A study published in Cell Host & Microbe has tied ulcerative colitis — a serious intestinal inflammatory condition affecting about 1 million people in the United States alone, and many millions more worldwide — to the near-disappearance of a family of gut-dwelling microbes, and to the resulting depletion of a set of important substances these microbes are especially equipped to make.
The microbes were identified as missing in a subset of ulcerative colitis patients who have had an invasive but helpful surgical procedure, but researchers suspect their absence may play a role in the condition for more or even all patients.
Current treatments for ulcerative colitis often come with side effects of their own. Finding a treatment that works without generating side effects would mark a significant step forward in treating a disease that has no cure and whose cause is obscure.
The study’s findings, by gastroenterologist Aida Habtezion, MD, and her Stanford colleagues, have sparked the initiation of a Phase 2 clinical trial, now underway at Stanford, to determine whether ulcerative colitis’s painful symptoms can be relieved by supplementing patients with a drug similar to the substances — known as secondary bile acids — found to be depleted in patients’ guts.
In my news release about the study, I wrote:
Primary bile acids are produced in the liver, stored in the gallbladder and released into the digestive tract to help emulsify fats. The vast majority of secreted primary bile acids are taken up in the intestine, where resident bacteria perform a series of enzymatic operations to convert them to secondary bile acids.
The researchers found that secondary bile acids in the guts of ulcerative colitis patients after corrective surgery — a procedure one in five people with the disorder, unfortunately, wind up undergoing — were at extremely low levels.
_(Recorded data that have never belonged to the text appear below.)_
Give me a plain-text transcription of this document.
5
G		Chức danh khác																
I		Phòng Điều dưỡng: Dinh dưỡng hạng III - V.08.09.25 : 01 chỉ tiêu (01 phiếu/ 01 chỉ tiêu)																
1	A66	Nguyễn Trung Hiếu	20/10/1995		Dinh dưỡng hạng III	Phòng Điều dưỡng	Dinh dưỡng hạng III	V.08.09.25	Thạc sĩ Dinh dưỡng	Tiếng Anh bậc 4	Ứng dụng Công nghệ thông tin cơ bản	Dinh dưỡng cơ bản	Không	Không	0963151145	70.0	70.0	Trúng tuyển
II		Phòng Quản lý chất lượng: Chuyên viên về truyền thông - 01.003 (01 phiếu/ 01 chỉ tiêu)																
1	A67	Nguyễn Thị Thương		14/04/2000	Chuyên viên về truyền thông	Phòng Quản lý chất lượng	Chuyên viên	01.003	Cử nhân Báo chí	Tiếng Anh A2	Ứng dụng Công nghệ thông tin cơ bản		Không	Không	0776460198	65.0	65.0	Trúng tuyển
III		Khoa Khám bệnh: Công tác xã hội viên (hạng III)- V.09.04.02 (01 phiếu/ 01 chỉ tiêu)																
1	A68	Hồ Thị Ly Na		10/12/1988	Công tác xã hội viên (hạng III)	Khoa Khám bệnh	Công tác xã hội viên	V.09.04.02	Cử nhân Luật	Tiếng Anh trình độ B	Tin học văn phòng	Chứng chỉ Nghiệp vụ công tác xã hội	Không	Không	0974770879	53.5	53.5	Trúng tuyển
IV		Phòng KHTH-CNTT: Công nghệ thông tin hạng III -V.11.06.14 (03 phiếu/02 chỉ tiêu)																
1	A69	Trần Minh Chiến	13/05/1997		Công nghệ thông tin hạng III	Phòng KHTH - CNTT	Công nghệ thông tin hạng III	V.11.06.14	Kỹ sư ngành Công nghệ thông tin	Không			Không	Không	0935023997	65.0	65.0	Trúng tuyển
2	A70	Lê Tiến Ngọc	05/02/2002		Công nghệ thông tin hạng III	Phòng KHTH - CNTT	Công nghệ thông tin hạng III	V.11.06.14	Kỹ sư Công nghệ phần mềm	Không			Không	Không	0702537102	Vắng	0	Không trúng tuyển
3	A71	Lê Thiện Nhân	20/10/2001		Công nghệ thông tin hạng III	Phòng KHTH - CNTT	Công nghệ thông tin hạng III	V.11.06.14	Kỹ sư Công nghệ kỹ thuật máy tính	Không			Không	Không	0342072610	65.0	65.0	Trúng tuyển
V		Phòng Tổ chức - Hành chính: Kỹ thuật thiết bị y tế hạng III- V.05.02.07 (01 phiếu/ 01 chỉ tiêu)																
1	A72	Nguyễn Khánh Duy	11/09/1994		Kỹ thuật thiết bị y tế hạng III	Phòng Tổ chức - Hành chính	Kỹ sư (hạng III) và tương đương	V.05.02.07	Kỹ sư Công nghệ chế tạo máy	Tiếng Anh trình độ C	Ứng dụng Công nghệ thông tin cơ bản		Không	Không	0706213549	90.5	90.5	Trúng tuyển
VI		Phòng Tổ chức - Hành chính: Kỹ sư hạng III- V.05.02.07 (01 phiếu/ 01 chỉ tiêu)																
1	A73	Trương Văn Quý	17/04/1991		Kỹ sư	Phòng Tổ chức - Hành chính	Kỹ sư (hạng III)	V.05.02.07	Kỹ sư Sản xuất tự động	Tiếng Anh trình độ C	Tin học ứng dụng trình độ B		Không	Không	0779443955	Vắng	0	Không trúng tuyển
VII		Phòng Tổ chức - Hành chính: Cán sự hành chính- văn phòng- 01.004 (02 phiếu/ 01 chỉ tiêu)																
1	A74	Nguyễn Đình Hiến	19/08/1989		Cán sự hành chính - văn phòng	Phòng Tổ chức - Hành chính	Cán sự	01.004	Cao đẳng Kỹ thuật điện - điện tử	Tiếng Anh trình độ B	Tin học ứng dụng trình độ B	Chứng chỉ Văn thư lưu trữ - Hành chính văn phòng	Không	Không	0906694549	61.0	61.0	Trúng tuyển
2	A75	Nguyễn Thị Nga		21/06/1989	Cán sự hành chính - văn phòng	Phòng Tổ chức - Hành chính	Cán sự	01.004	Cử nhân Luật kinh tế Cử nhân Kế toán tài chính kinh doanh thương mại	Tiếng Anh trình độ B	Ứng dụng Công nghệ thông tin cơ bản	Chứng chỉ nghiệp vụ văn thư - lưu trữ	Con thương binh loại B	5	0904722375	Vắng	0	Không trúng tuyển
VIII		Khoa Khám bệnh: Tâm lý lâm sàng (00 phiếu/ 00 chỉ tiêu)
But secondary bile acid levels were perfectly normal in patients with an entirely different disease that nonetheless required them to have the exact same surgical procedure. Clearly, it wasn’t the procedure that was causing the deficiency.
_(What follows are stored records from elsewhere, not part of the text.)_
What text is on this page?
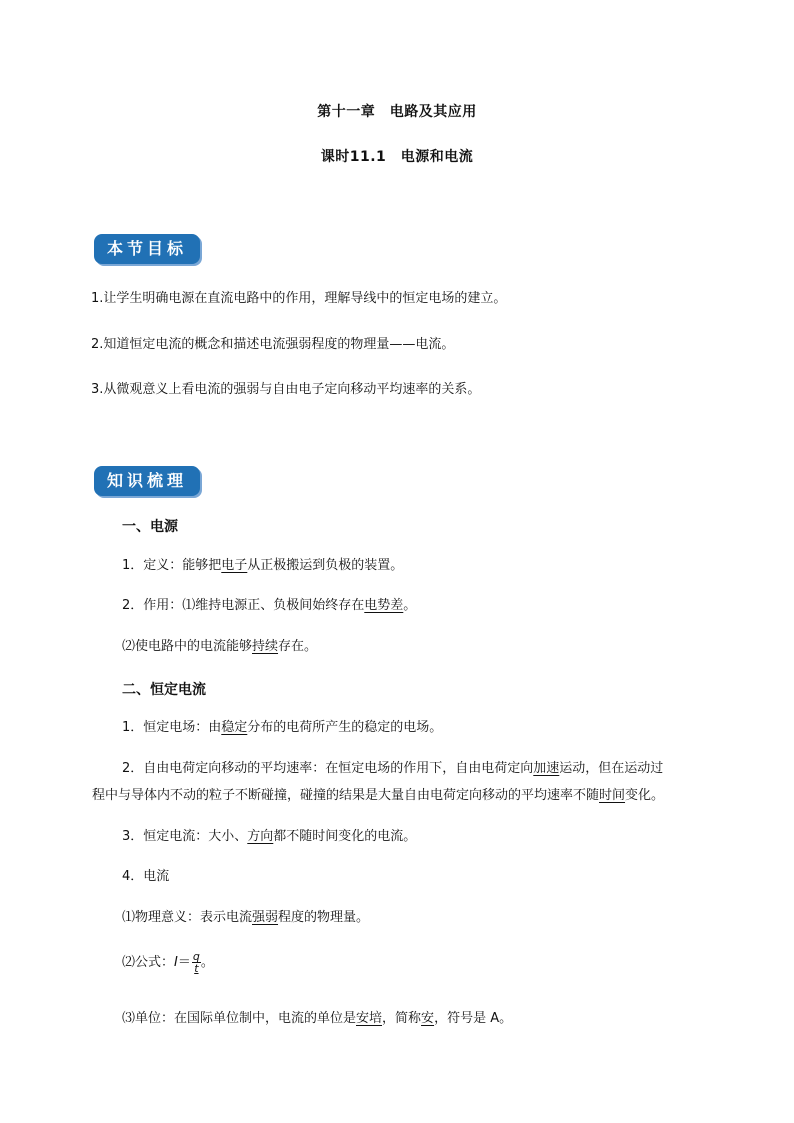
第十一章　电路及其应用
课时11.1　电源和电流
本节目标
1.让学生明确电源在直流电路中的作用，理解导线中的恒定电场的建立。
2.知道恒定电流的概念和描述电流强弱程度的物理量——电流。
3.从微观意义上看电流的强弱与自由电子定向移动平均速率的关系。
知识梳理
一、电源
1．定义：能够把电子从正极搬运到负极的装置。
2．作用：⑴维持电源正、负极间始终存在电势差。
⑵使电路中的电流能够持续存在。
二、恒定电流
1．恒定电场：由稳定分布的电荷所产生的稳定的电场。
2．自由电荷定向移动的平均速率：在恒定电场的作用下，自由电荷定向加速运动，但在运动过
程中与导体内不动的粒子不断碰撞，碰撞的结果是大量自由电荷定向移动的平均速率不随时间变化。
3．恒定电流：大小、方向都不随时间变化的电流。
4．电流
⑴物理意义：表示电流强弱程度的物理量。
⑵公式：$I= \frac{q}{t}$ 。
⑶单位：在国际单位制中，电流的单位是安培，简称安，符号是 A。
Probing further, the researchers learned that the bacterial family Ruminococcaceae was severely underrepresented in ulcerative colitis patient’s guts. This family’s members are particularly adept at converting primary bile acids to secondary bile acids, because they possess genes for enzymes that efficiently perform that conversion.
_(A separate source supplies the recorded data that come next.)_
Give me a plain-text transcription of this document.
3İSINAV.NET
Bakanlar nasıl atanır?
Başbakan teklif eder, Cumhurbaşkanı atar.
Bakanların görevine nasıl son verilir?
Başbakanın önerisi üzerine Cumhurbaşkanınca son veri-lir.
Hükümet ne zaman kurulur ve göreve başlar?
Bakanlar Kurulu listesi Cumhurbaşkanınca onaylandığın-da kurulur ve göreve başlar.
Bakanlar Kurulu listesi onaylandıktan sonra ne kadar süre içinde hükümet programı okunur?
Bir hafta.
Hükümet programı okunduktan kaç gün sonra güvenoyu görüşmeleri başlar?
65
“All healthy people have Ruminococcaceae in their intestines,” Habtezion told me in an interview. “But in the [ulcerative colitis] patients, members of this family were significantly depleted.”
Intriguingly, the ulcerative colitis patients’ intestines contained plenty of primary bile acids. So the absence of secondary bile acids in their gut wasn’t for lack of starter material, either.
Might restoring secondary bile acids to the gut help? To find out, the researchers supplemented mice with conditions similar to colitis with secondary bile acids. The substances countered the classic symptoms of colitis — weight loss, signs of colon pathology, and various measures of intestinal inflammation — in the mice.
“This study helps us to better understand the disease,” Habtezion told me. “We hope it also leads to our being able to treat it with a naturally produced metabolite that’s already present in high amounts in a healthy gut.”
In an ongoing Phase 2 trial now underway at Stanford, Habtezion, Sidhartha Sinha, MD (one of the study’s lead co-authors), and their colleagues are exploring this idea further. They’re investigating the anti-inflammatory effects, in 18- to 70-year-olds with ulcerative colitis who’ve undergone corrective surgery, of oral supplementation with ursodeoxycholic acid, a naturally occurring secondary bile acid the Food and Drug Administration has approved for some other indications. The trial is still recruiting participants.